Ипатов смотрел на сцену отсутствующим взглядом, и все, что там делалось, казалось ему бессмысленным и глупым ералашем — герои зачем-то убегали, прибегали, а в промежутках между беготней долго и нудно выясняли отношения — личные и общественные. Он хотел только одного — чтобы быстрее окончился спектакль. И страшно жалел, что не ушел до начала акта, кляня себя за минутную слабость. Ведь то, что Светлана слукавила, не была с ним откровенна, он понял сразу. У нее не хватало духу признаться в главном — в том, что стыдилась его. Словом, никогда еще самолюбие Ипатова не страдало так, как сейчас…

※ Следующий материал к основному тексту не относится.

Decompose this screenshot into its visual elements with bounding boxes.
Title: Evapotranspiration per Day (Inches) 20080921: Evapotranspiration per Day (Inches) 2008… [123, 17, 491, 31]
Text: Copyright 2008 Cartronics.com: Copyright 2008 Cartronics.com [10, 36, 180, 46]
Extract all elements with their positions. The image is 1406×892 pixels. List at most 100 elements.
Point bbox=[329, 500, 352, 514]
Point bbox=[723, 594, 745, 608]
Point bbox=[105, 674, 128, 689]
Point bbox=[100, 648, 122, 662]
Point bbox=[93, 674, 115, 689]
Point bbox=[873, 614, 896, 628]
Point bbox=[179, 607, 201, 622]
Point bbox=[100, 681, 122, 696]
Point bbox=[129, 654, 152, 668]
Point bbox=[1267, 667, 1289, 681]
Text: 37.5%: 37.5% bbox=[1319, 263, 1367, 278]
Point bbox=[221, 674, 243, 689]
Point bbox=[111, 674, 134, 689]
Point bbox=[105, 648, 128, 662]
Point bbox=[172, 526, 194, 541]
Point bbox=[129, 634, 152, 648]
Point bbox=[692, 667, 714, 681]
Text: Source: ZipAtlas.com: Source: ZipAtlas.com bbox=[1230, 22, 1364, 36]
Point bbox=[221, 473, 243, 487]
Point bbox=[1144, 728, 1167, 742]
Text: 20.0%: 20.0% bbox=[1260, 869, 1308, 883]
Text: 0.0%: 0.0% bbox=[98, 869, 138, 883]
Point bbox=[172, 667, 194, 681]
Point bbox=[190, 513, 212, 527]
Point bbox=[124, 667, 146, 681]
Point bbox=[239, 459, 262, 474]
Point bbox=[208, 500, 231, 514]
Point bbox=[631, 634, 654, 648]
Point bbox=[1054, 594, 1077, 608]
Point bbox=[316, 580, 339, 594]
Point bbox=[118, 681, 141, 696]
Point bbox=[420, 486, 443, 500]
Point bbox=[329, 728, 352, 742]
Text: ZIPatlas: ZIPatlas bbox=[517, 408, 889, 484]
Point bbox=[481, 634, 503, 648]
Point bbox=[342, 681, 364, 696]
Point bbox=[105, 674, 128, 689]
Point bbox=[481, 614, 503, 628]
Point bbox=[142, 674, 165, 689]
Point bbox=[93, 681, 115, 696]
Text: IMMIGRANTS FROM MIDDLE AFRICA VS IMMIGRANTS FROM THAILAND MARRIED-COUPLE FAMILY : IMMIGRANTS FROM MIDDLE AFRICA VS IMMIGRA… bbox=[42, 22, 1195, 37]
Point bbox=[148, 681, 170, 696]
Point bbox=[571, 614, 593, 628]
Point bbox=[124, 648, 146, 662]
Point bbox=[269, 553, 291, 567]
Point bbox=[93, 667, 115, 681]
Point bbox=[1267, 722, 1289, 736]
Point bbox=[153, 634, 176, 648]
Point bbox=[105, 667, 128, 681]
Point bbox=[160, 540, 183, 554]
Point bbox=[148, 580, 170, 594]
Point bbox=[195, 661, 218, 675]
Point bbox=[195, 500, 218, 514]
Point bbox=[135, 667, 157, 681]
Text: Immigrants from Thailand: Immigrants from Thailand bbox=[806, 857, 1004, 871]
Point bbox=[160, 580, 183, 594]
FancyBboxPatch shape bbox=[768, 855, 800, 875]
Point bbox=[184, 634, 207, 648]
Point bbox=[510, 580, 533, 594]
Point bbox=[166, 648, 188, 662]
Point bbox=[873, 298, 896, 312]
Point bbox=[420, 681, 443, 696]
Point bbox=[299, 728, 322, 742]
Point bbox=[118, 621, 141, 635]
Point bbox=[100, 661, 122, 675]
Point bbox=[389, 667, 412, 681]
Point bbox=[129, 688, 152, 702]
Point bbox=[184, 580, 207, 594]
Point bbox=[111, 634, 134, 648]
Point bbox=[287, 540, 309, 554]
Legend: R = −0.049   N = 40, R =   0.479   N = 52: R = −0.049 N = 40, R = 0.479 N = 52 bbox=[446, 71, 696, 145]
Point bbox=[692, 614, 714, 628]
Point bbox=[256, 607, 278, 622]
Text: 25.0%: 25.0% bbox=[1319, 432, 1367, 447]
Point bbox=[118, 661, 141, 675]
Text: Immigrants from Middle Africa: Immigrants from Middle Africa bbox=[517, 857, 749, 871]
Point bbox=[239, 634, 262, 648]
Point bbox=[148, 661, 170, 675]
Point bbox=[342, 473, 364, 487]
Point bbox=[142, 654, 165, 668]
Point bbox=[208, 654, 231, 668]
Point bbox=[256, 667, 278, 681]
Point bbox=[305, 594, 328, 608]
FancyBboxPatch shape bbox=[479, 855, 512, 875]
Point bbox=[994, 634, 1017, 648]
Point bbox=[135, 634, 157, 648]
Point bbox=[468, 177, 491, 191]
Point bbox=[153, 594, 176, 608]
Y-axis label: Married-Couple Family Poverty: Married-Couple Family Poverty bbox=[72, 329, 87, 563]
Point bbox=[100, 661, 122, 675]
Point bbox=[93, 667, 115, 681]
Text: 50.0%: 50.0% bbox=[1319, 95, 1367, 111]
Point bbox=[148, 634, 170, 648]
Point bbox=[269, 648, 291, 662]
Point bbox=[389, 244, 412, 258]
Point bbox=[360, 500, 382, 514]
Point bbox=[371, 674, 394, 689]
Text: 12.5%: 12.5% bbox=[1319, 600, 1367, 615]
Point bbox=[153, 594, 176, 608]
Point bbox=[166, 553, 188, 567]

А может быть, уйти, не дожидаясь конца? Не такая уж беда, если он в течение нескольких минут будет на виду у всего зала. Главное, она поймет, что он не из тех, кем можно помыкать. Пусть лучше стыдится своих малокультурных родителей с их смешными претензиями и потугами, чем его, Кости Ипатова, интеллигента в пятом или шестом поколении. Обида не убывала. Она клокотала в нем, как в закрытом сосуде, и, казалось, вот-вот должен был произойти неминуемый взрыв…
И вдруг он ощутил легкое, осторожное прикосновение к руке, лежавшей на подлокотнике. Он вздрогнул и резко повернулся в кресле. Светлана смотрела на него каким-то не своим, неподвижным взглядом. Ипатов в одно мгновение забыл об обиде. Сердце заколотилось так, что на некоторое время, как показалось Ипатову, заглушило музыку.
Светлана придвинулась к нему и тихо сказала:
«Не дуйся, хорошо?»
«Хорошо», — немедля согласился он.
И она ответила на это очаровательной мальчишеской улыбкой…
Легко сказать — отвлечься от сердечной боли, не думать о ней. Йогам это, может быть, и под силу. Но он не йог, и чем отчаяннее он пытался думать о постороннем, тем упрямее напоминало о себе сердце. Да и мог ли он думать о чем-нибудь постороннем здесь, на этой проклятой лестнице, где все, буквально все кровоточило, как старая, неожиданно открывшаяся рана. И даже эта ступенька, на которой он скорчился от боли, медленно прорастала воспоминаниями. Кажется, на ней, а может быть, чуть ниже или выше они сидели в тот вечер с Валькой Дутовым и попыхивали папиросами (сигареты тогда курили еще немногие). Разговор шел, наверно, о Светлане — о ком же еще? — и, надо думать, Валька по-прежнему отговаривал его волочиться за нею. Бедный, бедный Валька… Для него уже все позади — и радости, которые он не замечал при жизни, и беды, накатывавшие на него одна за другой. Но если о других неудачниках еще можно сказать: немилосердно швыряло, как щепку, бурливое житейское море, о нем этого не скажешь: он сам выбрал себе судьбу. Достаточно вспомнить хотя бы тот случай, когда он, к удивлению всех, вдруг ни с того ни с сего ушел со второго курса Университета. Добро бы учился плохо, имел многочисленные «хвосты». А то с первых же дней учебы он поражал всех — и преподавателей, и студентов — своими способностями. Он мог часами читать на память стихи давно забытых поэтов, о которых Ипатов и другие студенты-фронтовики и слыхом не слыхали: Анненского, Вячеслава Иванова, Цветаевой. У него было то, что пока отсутствовало у большинства ребят, — удивительное чувство слова. Казалось, путь в филологи определен ему самой судьбой. Но за месяц до сессии он неожиданно перестал ходить на занятия. Посланцев курса он встретил лежа на диване, в обнимку с каким-то шелудивым непородистым псом.